6:46PM "My boss has told me he would be much happier if that time was in 2011."
6:46PM "We are the partner who will bring innovation in design and hardware to make great mobile products with Windows Phone -- and we've already started. We've had teams working together in interesting places such as Reykjavik, for example, and they're meeting to decide the timing of the first Windows Phone product."
6:45PM Jo: "Before I talk about the transition from Symbian to Windows Phone, I want to talk a little about the strategy that we've chosen."
6:45PM Here comes Jo Harlow!
6:45PM "Nokia has placed a very important strategic bet on Microsoft, and Microsoft has placed a very important strategic bet on Nokia. And that is why we will succeed together."
6:44PM "When you look at all of the value that we're contributing, the value transferred to Nokia is measured in the Bs, not the Ms." That's billions, not millions, folks.
6:43PM "But there's one more that's worth noting. For all of the unique elements that Nokia's contributing, Microsoft is contributing to Nokia substantial monetary value towards Nokia because we're contributing all of these things."
6:42PM "The question is, what's the contribution from Microsoft. They, too are contributing services like Bing and Xbox. They also -- this is a very important thing to recognize in the balance of the transaction -- they are contributing a dependency. They are placing a very significant bet on Nokia for the delivery of the location-based services. But there's another element that comes out of this: we are also receiving a new source of revenue through advertising."
6:41PM "But there's also something else that we're contributing: we're contributing the swing factor. We're contributing the fact that we're making Windows Phone a challenger."

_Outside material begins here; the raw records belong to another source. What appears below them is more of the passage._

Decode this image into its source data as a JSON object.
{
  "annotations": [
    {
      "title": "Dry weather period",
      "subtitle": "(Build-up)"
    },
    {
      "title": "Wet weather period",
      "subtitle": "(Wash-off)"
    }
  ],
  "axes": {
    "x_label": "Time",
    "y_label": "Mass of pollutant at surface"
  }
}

6:41PM "We are also contributing to this partnership the specific technical and hardware differentiating capabilities that will ensure that Nokia Windows Phone products are great products."
6:40PM "We are contributing a variety of services to Windows Phone that will be available to OEMs including Nokia."
6:40PM "The Microsoft-Nokia partnership around Windows Phone goes far deeper than that."
6:39PM "We pay Microsoft royalties for the use of their software. And, of course, the balance to that transaction is that we are able to reduce our operating expenses. We pay them, but we are not also internally developing the software ourselves."
6:38PM "We obviously made the decision to go Windows Phone. We made the decision for a whole variety of reasons, but to understand it more, you need to understand how Microsoft viewed this opportunity to make sure there were more than two ecosystems."
6:37PM "A decision to go with Windows Phone creates a very different dynamic [as opposed to Android]. Windows Phone is a challenger. It becomes a three-horse race."
6:35PM "Clearly, we were assessing three different paths forward. First, there was the largely internal option. The second option -- clearly -- was to make a decision to pursue Android and make a significant bet on the Android ecosystem. Our third option was to join Microsoft and build an ecosystem around Windows Phone."
6:34PM "We're going to cover five broad topics here. First, I'll talk a little about the dynamics and the nature of the relationship between Microsoft and Nokia."
6:34PM Elop's on stage! He says Jo Harlow will be joining him on stage to clarify some things and answer questions.
6:29PM We're seeing some empty seats in a corner, but this looks like a mostly full house. Lots of interest in hearing Elop clarify what's going on here, we're sure.